Our research focuses on learning explainable quantitative models for diagnosis and therapy from high dimensional single-cell omics data.
Clinical Bioinformatics and Machine Learning in Translational Single-Cell Biology
Supervised learning of disease associated cell populations
Health and disease status of multicellular organisms pivotally depends on rare cell populations, such as hematopoietic stem cells or tumor initiating cell subsets. We consider single-cell- and spatially resolved proteomic and transcriptomic readouts, and introduced machine learning approaches to identify – possibly rare – disease associated cell subsets, ultimately enabling comparative single-cell studies, e.g. for immunotherapy response prediction in liver cancer, melanoma or diagnosis of autoimmune disorders and detection spatial tissue determinants of disease association.

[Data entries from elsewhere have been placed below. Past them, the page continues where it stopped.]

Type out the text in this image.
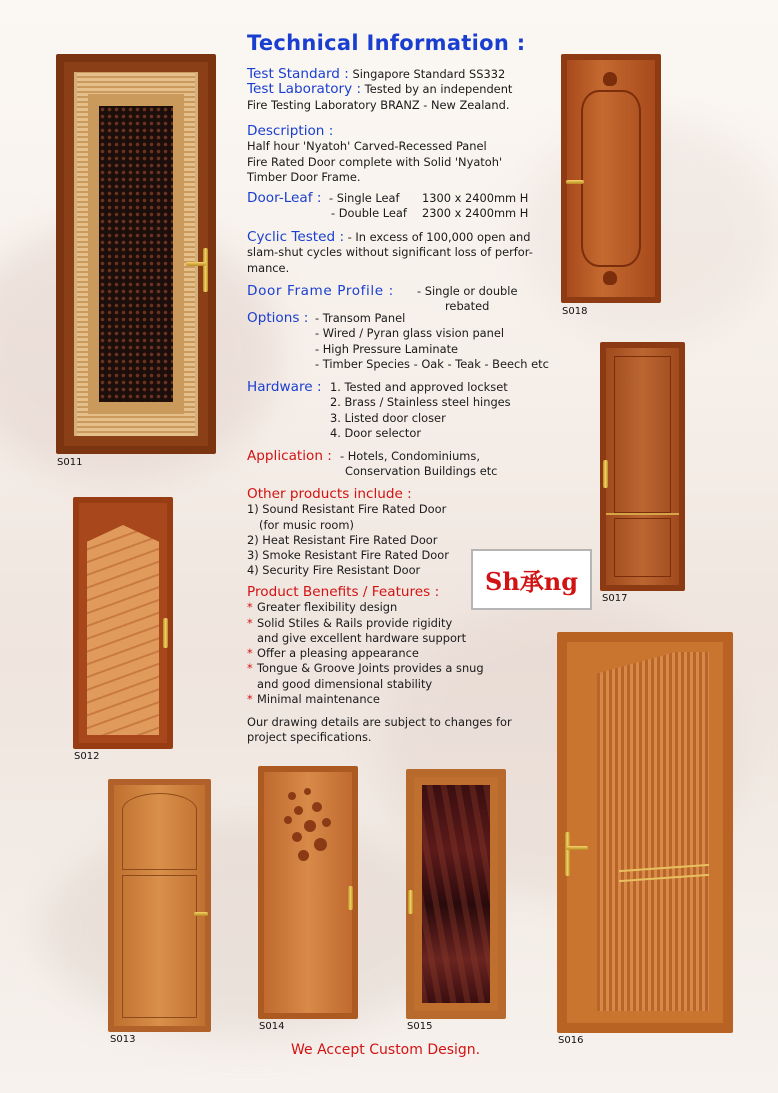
Technical Information :
Test Standard : Singapore Standard SS332
Test Laboratory : Tested by an independent
Fire Testing Laboratory BRANZ - New Zealand.
Description :
Half hour 'Nyatoh' Carved-Recessed Panel
Fire Rated Door complete with Solid 'Nyatoh'
Timber Door Frame.
Door-Leaf : - Single Leaf	1300 x 2400mm H
- Double Leaf	2300 x 2400mm H
Cyclic Tested : - In excess of 100,000 open and
slam-shut cycles without significant loss of perfor-
mance.
Door Frame Profile :	- Single or double
rebated
Options : - Transom Panel
- Wired / Pyran glass vision panel
- High Pressure Laminate
- Timber Species - Oak - Teak - Beech etc
Hardware : 1. Tested and approved lockset
2. Brass / Stainless steel hinges
3. Listed door closer
4. Door selector
Application : - Hotels, Condominiums,
Conservation Buildings etc
Other products include :
1) Sound Resistant Fire Rated Door
(for music room)
2) Heat Resistant Fire Rated Door
3) Smoke Resistant Fire Rated Door
4) Security Fire Resistant Door	Sh承ng
Product Benefits / Features :
* Greater flexibility design
* Solid Stiles & Rails provide rigidity
and give excellent hardware support
* Offer a pleasing appearance
* Tongue & Groove Joints provides a snug
and good dimensional stability
* Minimal maintenance
Our drawing details are subject to changes for
project specifications.
S011
S018
S017
S012
S016
S013
S014	S015

We Accept Custom Design.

Machine learning for structure learning of large dynamic systems in health and disease
Dynamic processes are increasingly studied by high-dimensional single-cell snapshots, complementing efforts based on time-lapse measurements. Such measurements enable us to evaluate cell population distributions and their evolution over time. However, it is not trivial to map these distributions across time and to identify dynamically important cell states. To this end we develop sparse regression, probabilistic graphical modeling, supervised surrogate learning approaches and operator approximation approaches, as well as supervised pseudotime approaches and simulation based trajectory inference for single-cell RNA seq time series analysis, and apply these to reconstruct differentiation processes such as T cell differentiation in cancer and chronic infections.